А какой я? Здоровый?!

Этого гонца я не помнил, но одевался он точно так же, как и любой гулям эмира – праздничный чекмень темно-синего сукна, подпоясанный алым кушаком, островерхая шапка с косицей гонца, остроносые ичиги на ногах... Ну, и непременный ятаган за кушаком.

И сам присланный гулям был так же бородат и черноволос, с тем же орлиным профилем, что и все гонцы эмира. Выращивают их специально для Дауда, что ли?..

– Великий эмир Кабира приглашает Фальгрима, лорда Лоулезского, к себе во дворец.

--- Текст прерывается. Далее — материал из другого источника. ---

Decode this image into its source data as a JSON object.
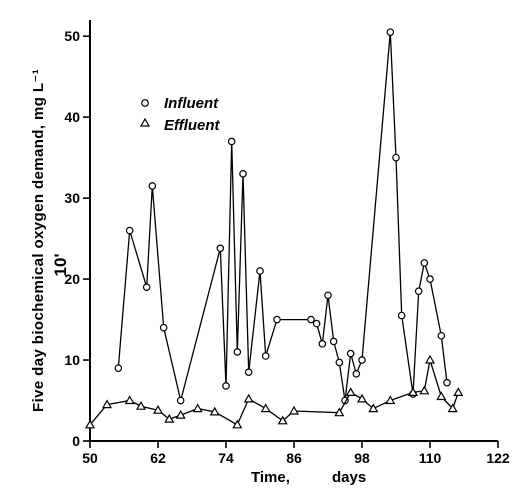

Сегодня вечером состоится помолвка досточтимого Кемаля аль-Монсора Абу-Салим с благородной госпожой Масако Тодзи.

Гонец отбарабанил все это заученной скороговоркой, потом заметил меня – я еще при его появлении отошел к окну, – и поспешил продолжить:

– Вас, Высший Чэн Анкор, великий эмир также приглашает на торжество. Посланный к вам гулям не застал вас дома...

Он запнулся и неожиданно закончил:

– А из вашего дворецкого слова не вытащишь!..

Я сдержанно кивнул.

Когда двери закрылись за гонцом, отосланным на кухню, Фальгрим посмотрел в окно, обнаружил за ним то же, что и я – близкий к угасанию день – и перевел взгляд на меня.

– Ну что, Чэн Анкор Вэйский, пошли жениха с невестой смотреть? А то темнеть скоро начнет. Может, хоть там развеешься...

Я молча кивнул еще раз. Деликатные все-таки у меня друзья...

Пышная суета празднества, на которое мы с Фальгримом слегка опоздали, сразу же закружила меня, действительно давая возможность ненадолго забыться – и я с радостью окунулся в этот шумный водоворот, сверкающий шитьем одежд, ослепительными улыбками, полировкой клинков и чаш с искристым вином.

Я с искренней радостью приветствовал знакомых, стараясь не обращать внимания на бросаемые украдкой сочувственные взгляды; я раскланивался с дамами, говоря один комплимент за другим; я даже шутил, я был почти весел, суматоха лиц и приветствий вытеснила из головы тяжелые мысли – чего не смог сделать хмель вина, сделал хмель праздника.